Cuando aún no era un joven, es decir, siendo un niño en las puertas de la pubertad, con lo que ello supone de aprendizaje y confusión, observaba el mundo con interés y con especial atención a mis padres. Estaba muy pendiente de sus actos y sus reacciones a mis comportamientos de niño libre y quizás un poco asalvajado, no existían actividades extraescolares ni se supo de ellas hasta mucho tiempo después y los días de verano eran largos y el campo muy extenso.
Los paseos en bicicletas destartaladas, sin frenos, a veces sin manillar y con volante de Citroën, los tirachinas y los bolsillos llenos de piedras o las espadas de madera, no eran signos tranquilizadores ni revelaban el mismo presagio que la tranquila lectura de un cuento en la biblioteca.
Así era, el riesgo era continuo y, el peligro provocaba con demasiada frecuencia golpes, chichones y arañazos profundos en todo el cuerpo con desolladuras de consideración, en el peor de los casos, no tan frecuentes, accidentes trágicos debido a la valentía y la inconsistencia racional de los niños.

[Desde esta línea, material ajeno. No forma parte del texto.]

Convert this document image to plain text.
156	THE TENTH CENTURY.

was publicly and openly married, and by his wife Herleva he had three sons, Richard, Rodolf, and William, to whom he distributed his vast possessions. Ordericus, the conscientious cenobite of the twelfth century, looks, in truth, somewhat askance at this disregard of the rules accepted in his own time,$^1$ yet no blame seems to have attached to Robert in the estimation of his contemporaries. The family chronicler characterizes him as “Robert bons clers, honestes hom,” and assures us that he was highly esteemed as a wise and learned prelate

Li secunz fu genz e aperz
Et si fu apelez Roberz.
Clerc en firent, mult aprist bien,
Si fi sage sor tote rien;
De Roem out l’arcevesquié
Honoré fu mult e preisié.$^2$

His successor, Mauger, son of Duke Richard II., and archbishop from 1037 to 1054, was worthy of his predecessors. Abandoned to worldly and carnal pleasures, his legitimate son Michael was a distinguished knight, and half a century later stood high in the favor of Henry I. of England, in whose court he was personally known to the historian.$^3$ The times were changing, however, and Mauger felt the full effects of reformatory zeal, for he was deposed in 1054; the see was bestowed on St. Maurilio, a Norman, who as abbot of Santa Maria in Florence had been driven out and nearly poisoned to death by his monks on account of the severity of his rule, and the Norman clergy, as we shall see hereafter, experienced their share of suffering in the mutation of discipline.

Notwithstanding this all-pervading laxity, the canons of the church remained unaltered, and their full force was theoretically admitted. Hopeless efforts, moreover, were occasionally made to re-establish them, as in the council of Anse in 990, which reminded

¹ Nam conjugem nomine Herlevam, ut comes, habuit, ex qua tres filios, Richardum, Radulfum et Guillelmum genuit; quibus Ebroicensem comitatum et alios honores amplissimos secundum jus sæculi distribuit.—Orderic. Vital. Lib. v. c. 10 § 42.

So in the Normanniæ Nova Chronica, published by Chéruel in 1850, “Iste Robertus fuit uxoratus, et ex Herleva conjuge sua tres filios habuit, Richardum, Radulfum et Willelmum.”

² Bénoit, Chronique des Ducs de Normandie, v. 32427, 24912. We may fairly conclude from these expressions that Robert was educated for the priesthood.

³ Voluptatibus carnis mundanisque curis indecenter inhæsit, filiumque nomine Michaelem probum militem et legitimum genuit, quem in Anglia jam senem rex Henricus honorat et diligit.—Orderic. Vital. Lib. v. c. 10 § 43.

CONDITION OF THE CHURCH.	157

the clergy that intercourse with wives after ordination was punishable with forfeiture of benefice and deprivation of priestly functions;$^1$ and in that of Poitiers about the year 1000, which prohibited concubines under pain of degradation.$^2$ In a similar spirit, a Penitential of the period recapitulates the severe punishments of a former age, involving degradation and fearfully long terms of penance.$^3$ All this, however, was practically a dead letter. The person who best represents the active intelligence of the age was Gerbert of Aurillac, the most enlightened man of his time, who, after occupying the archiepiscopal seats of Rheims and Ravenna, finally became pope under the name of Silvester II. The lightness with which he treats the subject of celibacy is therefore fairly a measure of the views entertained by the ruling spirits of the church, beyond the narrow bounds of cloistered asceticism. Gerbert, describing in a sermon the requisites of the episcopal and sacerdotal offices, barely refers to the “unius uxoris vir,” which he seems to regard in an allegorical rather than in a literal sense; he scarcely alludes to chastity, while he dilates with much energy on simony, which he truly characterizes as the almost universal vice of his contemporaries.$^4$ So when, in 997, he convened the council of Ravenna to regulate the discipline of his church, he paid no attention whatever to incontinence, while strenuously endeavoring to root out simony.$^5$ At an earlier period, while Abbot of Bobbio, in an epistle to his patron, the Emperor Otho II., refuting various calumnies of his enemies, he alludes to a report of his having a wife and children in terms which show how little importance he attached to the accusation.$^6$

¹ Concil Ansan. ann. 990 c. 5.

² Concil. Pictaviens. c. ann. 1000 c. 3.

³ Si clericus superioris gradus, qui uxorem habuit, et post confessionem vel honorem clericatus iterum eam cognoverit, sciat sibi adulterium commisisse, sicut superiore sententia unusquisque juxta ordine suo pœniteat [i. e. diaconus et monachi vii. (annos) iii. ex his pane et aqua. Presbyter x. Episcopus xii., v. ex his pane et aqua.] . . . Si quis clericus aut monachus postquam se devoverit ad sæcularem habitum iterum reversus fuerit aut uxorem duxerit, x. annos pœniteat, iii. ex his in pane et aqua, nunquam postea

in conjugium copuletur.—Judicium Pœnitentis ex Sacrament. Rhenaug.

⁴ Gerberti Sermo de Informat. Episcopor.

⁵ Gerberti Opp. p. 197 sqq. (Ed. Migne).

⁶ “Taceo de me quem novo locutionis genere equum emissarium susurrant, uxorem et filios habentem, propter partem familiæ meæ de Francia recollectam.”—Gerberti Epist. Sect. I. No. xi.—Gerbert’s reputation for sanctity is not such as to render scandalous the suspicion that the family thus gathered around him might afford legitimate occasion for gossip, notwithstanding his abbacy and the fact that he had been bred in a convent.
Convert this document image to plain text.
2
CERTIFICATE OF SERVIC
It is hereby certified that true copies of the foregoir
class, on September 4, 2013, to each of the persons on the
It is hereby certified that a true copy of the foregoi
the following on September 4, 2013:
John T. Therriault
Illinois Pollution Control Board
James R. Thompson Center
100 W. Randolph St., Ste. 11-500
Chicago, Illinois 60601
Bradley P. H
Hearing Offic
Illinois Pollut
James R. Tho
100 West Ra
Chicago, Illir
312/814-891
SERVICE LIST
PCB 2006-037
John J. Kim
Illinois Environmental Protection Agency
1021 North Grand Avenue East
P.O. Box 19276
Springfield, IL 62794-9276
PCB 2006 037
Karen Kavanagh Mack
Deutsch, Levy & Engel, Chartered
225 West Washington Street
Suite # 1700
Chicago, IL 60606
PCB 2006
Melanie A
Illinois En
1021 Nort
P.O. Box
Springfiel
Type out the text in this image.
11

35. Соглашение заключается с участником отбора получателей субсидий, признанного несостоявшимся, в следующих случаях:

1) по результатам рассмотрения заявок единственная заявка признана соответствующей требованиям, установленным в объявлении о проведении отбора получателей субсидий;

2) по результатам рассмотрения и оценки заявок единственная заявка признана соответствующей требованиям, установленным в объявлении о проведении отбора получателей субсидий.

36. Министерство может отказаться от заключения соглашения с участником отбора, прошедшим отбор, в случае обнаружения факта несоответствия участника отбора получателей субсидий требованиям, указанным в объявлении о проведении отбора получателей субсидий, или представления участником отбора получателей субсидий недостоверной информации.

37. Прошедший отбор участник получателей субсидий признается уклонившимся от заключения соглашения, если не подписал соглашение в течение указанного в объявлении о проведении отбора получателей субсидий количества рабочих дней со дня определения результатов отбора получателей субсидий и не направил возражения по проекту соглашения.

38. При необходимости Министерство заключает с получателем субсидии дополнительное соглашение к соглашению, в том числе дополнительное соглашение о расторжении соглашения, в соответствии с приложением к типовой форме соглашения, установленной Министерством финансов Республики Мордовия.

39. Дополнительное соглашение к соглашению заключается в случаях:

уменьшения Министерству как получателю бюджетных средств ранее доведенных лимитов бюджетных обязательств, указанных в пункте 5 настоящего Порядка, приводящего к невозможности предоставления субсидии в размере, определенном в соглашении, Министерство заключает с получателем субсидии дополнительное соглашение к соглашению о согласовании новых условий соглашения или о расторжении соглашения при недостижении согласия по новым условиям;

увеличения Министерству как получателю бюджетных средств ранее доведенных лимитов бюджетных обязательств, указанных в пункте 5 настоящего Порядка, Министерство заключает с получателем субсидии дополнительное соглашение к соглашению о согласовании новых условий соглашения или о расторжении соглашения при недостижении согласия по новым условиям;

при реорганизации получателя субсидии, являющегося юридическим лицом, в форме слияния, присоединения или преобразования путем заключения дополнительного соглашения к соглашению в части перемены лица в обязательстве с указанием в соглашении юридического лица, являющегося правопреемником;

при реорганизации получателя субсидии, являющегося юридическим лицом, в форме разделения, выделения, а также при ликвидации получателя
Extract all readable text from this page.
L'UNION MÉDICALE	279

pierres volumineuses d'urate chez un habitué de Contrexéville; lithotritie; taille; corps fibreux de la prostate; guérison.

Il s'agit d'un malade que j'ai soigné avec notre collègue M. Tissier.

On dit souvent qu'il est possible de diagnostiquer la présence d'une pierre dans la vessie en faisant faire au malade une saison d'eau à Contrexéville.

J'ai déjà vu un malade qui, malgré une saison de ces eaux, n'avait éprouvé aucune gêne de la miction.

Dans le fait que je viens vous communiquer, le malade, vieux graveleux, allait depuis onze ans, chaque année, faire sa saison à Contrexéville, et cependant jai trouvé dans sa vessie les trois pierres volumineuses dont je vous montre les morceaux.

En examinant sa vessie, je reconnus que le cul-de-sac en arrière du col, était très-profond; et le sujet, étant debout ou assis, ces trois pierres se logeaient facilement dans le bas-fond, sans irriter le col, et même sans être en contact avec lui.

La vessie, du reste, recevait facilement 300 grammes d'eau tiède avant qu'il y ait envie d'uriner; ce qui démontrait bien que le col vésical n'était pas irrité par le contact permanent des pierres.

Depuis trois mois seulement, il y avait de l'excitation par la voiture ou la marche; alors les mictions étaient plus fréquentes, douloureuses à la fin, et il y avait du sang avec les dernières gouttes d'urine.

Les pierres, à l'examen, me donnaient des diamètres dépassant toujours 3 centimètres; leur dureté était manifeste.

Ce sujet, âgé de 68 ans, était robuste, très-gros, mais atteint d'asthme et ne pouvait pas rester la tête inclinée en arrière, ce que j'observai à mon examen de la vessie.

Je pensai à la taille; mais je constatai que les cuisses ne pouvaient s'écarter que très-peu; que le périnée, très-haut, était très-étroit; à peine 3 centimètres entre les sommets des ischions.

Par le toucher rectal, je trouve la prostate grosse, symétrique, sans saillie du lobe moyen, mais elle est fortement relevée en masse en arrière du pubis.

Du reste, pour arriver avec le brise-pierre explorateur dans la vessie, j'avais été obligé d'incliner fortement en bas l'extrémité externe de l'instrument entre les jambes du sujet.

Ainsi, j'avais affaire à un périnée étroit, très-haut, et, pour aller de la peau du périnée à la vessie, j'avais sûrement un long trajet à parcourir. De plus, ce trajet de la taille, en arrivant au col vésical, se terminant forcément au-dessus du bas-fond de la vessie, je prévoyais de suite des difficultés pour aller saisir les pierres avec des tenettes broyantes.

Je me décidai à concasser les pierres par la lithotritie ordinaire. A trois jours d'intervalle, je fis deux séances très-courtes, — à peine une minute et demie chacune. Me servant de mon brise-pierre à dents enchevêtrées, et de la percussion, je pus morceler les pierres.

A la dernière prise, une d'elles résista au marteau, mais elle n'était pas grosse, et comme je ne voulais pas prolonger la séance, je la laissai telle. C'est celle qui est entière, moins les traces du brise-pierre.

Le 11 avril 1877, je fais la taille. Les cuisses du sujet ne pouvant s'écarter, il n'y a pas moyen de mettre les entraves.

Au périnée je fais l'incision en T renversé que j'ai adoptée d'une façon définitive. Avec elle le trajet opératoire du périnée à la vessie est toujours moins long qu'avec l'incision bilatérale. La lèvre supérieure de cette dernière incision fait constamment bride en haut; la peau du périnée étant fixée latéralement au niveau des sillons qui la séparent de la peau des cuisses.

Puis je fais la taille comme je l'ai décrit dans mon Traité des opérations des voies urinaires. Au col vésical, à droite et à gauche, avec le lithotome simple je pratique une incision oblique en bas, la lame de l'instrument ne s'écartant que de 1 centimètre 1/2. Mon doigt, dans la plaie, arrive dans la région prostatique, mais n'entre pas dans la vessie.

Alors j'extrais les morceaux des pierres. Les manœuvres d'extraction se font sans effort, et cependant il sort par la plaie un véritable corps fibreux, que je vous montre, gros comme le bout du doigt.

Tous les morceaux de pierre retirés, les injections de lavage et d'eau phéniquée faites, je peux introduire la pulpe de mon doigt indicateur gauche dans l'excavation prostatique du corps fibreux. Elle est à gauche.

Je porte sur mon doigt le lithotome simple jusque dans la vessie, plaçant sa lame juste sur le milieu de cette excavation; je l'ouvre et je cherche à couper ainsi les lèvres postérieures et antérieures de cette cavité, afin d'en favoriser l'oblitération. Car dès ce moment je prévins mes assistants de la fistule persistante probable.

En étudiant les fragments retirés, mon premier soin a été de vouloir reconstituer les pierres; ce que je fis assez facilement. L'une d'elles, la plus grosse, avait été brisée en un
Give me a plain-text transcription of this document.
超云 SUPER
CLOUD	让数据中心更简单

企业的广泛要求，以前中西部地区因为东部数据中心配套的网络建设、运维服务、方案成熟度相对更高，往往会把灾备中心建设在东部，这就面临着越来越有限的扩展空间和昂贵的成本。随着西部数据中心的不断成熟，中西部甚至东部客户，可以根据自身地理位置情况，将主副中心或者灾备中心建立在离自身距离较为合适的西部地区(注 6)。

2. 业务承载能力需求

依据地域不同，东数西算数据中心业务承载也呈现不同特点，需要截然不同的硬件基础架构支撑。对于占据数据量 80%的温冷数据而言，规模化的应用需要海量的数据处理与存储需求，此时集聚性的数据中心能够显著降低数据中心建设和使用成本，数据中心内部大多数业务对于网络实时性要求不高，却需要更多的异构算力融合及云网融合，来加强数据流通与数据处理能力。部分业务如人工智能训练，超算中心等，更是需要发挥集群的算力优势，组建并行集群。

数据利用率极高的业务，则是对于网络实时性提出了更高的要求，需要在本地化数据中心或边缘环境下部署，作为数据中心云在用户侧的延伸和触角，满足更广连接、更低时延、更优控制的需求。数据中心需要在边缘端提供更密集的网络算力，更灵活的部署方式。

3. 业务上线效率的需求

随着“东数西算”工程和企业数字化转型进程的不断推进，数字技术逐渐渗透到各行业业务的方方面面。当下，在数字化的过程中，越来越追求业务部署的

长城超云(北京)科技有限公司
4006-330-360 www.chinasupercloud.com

Era el precio de la libertad, cuidábamos de esa libertad amagando las heridas y los chichones todo lo posible, disimulando la cojera o cubriendo las sangrantes raspaduras e inventando una causa menor si éramos descubiertos, todo era valido para no defraudar esa confianza temprana de nuestros padres. Algunas veces fallábamos por la evidencia y nos descubrían, la derrota y el sentimiento de culpa nos atenazaba por quebrar la confianza y poner en peligro la libertad.